Makna Filosofis Jumlah Hio

Masyarakat Tionghoa meyakini bahwa jumlah batang hio yang dibakar mengandung simbol dan filosofi tersendiri. Berikut penjelasannya:

  1. Satu Hio

    Melambangkan doa kepada Tuhan Yang Maha Esa. Menjadi simbol keesaan dan ketulusan pengabdian spiritual.

  2. Dua Hio

    Simbol keseimbangan Yin dan Yang, sekaligus penghormatan kepada ayah dan ibu.

  3. Tiga Hio

    Melambangkan keselarasan antara langit, bumi, dan manusia.

  4. Empat Hio

    Dalam tradisi Hokkian, mencerminkan empat penjuru mata angin utara, timur, selatan, dan barat yang dipandang sebagai "saudara" alam semesta.

  5. Lima Hio

    Merepresentasikan lima elemen dasar kehidupan: kayu, api, tanah, logam, dan air.

  6. Enam Hio

    Simbol dari Liu He, atau enam arah keberkahan dan kedamaian.

  7. Tujuh Hio

    Merujuk pada tujuh bintang utama Rasi Biduk, yang dianggap suci.
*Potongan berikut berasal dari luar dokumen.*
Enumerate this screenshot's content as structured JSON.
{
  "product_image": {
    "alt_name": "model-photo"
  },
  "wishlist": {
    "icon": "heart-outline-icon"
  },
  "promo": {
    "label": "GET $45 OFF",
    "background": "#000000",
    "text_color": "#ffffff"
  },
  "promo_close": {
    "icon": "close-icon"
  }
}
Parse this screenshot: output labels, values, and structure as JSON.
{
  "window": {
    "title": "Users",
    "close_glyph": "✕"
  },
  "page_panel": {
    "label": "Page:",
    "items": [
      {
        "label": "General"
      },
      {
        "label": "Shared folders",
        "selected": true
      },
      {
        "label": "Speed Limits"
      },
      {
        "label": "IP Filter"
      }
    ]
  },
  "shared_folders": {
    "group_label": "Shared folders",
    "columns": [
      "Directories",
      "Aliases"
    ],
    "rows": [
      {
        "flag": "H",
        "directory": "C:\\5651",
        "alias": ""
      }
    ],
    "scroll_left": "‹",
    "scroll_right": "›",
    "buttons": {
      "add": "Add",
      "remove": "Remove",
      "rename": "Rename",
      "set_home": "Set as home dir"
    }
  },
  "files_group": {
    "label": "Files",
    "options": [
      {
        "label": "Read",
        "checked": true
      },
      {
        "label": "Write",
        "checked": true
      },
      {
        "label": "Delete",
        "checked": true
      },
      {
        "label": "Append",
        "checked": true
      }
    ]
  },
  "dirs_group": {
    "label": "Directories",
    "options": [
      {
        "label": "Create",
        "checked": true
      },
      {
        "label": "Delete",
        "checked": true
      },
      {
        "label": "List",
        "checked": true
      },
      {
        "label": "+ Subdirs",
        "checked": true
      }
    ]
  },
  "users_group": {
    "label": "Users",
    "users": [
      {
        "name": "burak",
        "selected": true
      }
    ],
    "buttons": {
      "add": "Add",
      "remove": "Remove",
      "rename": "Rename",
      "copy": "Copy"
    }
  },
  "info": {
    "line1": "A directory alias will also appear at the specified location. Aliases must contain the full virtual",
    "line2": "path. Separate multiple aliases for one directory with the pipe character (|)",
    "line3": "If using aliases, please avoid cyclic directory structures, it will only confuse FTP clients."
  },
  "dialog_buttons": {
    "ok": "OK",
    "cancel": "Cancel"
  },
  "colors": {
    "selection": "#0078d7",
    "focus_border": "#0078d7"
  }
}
Pembakaran tujuh hio sering kali dihubungkan dengan doa kepada alam semesta.

  8. Delapan Hio

    Mewakili delapan arah mata angin, sebagai lambang doa yang mencakup seluruh penjuru alam. Delapan arah mata angin yakni timur, tenggara, selatan, barat daya, barat, barat laut, utara, dan timur laut. Delapan hio mencerminkan doa yang meliputi seluruh alam semesta.

  9. Sembilan Hio

    Angka tertinggi dalam tradisi Tionghoa. Melambangkan sembilan istana surgawi sebagai lambang kesempurnaan spiritual.

Romo Dedy Adrianto, Ketua Walubi Surabaya (kiri) Joko Sawrwono, Pengurus Gereja GKJW (tengah) (Sekretaris Jenderal Klenteng Indonesia, Purnomo (kanan)
Romo Dedy Adrianto, Ketua Walubi Surabaya (kiri) Joko Sawrwono, Pengurus Gereja GKJW (tengah) (Sekretaris Jenderal Klenteng Indonesia, Purnomo (kanan) (Foto: Div)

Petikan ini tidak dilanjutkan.